是否有可能,使用Python,合并单独的PDF文件?

假设是这样,我需要进一步扩展它。我希望循环通过目录中的文件夹,并重复此过程。

我可能是得过其实了,但是否可以排除每个pdf文件中包含的一页(我的报告生成总是创建一个额外的空白页)。


当前回答

pdfrw库可以很容易地做到这一点,假设您不需要保存书签和注释,并且您的pdf文件没有加密。Cat.py是一个示例拼接脚本,而子集.py是一个示例页面子集脚本。

串联脚本的相关部分——假设input是一个输入文件名列表,outfn是一个输出文件名:

from pdfrw import PdfReader, PdfWriter

writer = PdfWriter()
for inpfn in inputs:
    writer.addpages(PdfReader(inpfn).pages)
writer.write(outfn)

正如你所看到的,省略最后一页是很容易的,例如:

    writer.addpages(PdfReader(inpfn).pages[:-1])

免责声明:我是pdfrw的主要作者。

其他回答

使用字典以获得更大的灵活性(例如sort, dedup):

import os
from PyPDF2 import PdfFileMerger
# use dict to sort by filepath or filename
file_dict = {}
for subdir, dirs, files in os.walk("<dir>"):
    for file in files:
        filepath = subdir + os.sep + file
        # you can have multiple endswith
        if filepath.endswith((".pdf", ".PDF")):
            file_dict[file] = filepath
# use strict = False to ignore PdfReadError: Illegal character error
merger = PdfFileMerger(strict=False)

for k, v in file_dict.items():
    print(k, v)
    merger.append(v)

merger.write("combined_result.pdf")

使用Pypdf或其后续版本PyPDF2:

作为PDF工具包构建的Pure-Python库。
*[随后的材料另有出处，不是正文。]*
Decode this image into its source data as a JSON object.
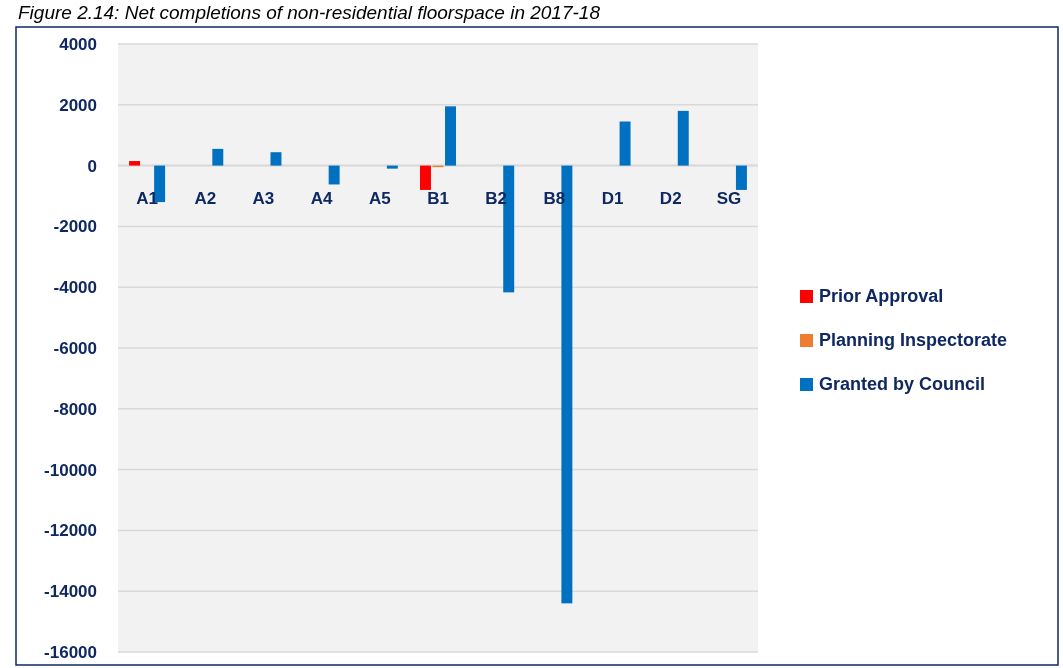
{
  "chart_data": {
    "type": "bar",
    "title": "Figure 2.14: Net completions of non-residential floorspace in 2017-18",
    "categories": [
      "A1",
      "A2",
      "A3",
      "A4",
      "A5",
      "B1",
      "B2",
      "B8",
      "D1",
      "D2",
      "SG"
    ],
    "series": [
      {
        "name": "Prior Approval",
        "color": "#ff0000",
        "values": [
          150,
          null,
          null,
          null,
          null,
          -800,
          null,
          null,
          null,
          null,
          null
        ]
      },
      {
        "name": "Planning Inspectorate",
        "color": "#ed7d31",
        "values": [
          null,
          null,
          null,
          null,
          null,
          -50,
          null,
          null,
          null,
          null,
          null
        ]
      },
      {
        "name": "Granted by Council",
        "color": "#0070c0",
        "values": [
          -1200,
          550,
          440,
          -620,
          -100,
          1950,
          -4170,
          -14400,
          1450,
          1800,
          -800
        ]
      }
    ],
    "ylim": [
      -16000,
      4000
    ],
    "yticks": [
      4000,
      2000,
      0,
      -2000,
      -4000,
      -6000,
      -8000,
      -10000,
      -12000,
      -14000,
      -16000
    ],
    "grid": "y",
    "legend": "right"
  }
}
它能够: 逐页拆分文档, 逐页合并文件,

(以及更多)

下面是一个适用于这两个版本的示例程序。

#!/usr/bin/env python
import sys
try:
    from PyPDF2 import PdfFileReader, PdfFileWriter
except ImportError:
    from pyPdf import PdfFileReader, PdfFileWriter

def pdf_cat(input_files, output_stream):
    input_streams = []
    try:
        # First open all the files, then produce the output file, and
        # finally close the input files. This is necessary because
        # the data isn't read from the input files until the write
        # operation. Thanks to
        # https://stackoverflow.com/questions/6773631/problem-with-closing-python-pypdf-writing-getting-a-valueerror-i-o-operation/6773733#6773733
        for input_file in input_files:
            input_streams.append(open(input_file, 'rb'))
        writer = PdfFileWriter()
        for reader in map(PdfFileReader, input_streams):
            for n in range(reader.getNumPages()):
                writer.addPage(reader.getPage(n))
        writer.write(output_stream)
    finally:
        for f in input_streams:
            f.close()
        output_stream.close()

if __name__ == '__main__':
    if sys.platform == "win32":
        import os, msvcrt
        msvcrt.setmode(sys.stdout.fileno(), os.O_BINARY)
    pdf_cat(sys.argv[1:], sys.stdout)

合并目录下的所有pdf文件

把pdf文件放到目录下。启动程序。你会得到一个合并了所有pdf文件的pdf。

import os
from PyPDF2 import PdfMerger

x = [a for a in os.listdir() if a.endswith(".pdf")]

merger = PdfMerger()

for pdf in x:
    merger.append(open(pdf, 'rb'))

with open("result.pdf", "wb") as fout:
    merger.write(fout)

今天我该如何编写上面相同的代码呢

from glob import glob
from PyPDF2 import PdfMerger



def pdf_merge():
    ''' Merges all the pdf files in current directory '''
    merger = PdfMerger()
    allpdfs = [a for a in glob("*.pdf")]
    [merger.append(pdf) for pdf in allpdfs]
    with open("Merged_pdfs.pdf", "wb") as new_file:
        merger.write(new_file)


if __name__ == "__main__":
    pdf_merge()
from PyPDF2 import PdfFileMerger
import webbrowser
import os
dir_path = os.path.dirname(os.path.realpath(__file__))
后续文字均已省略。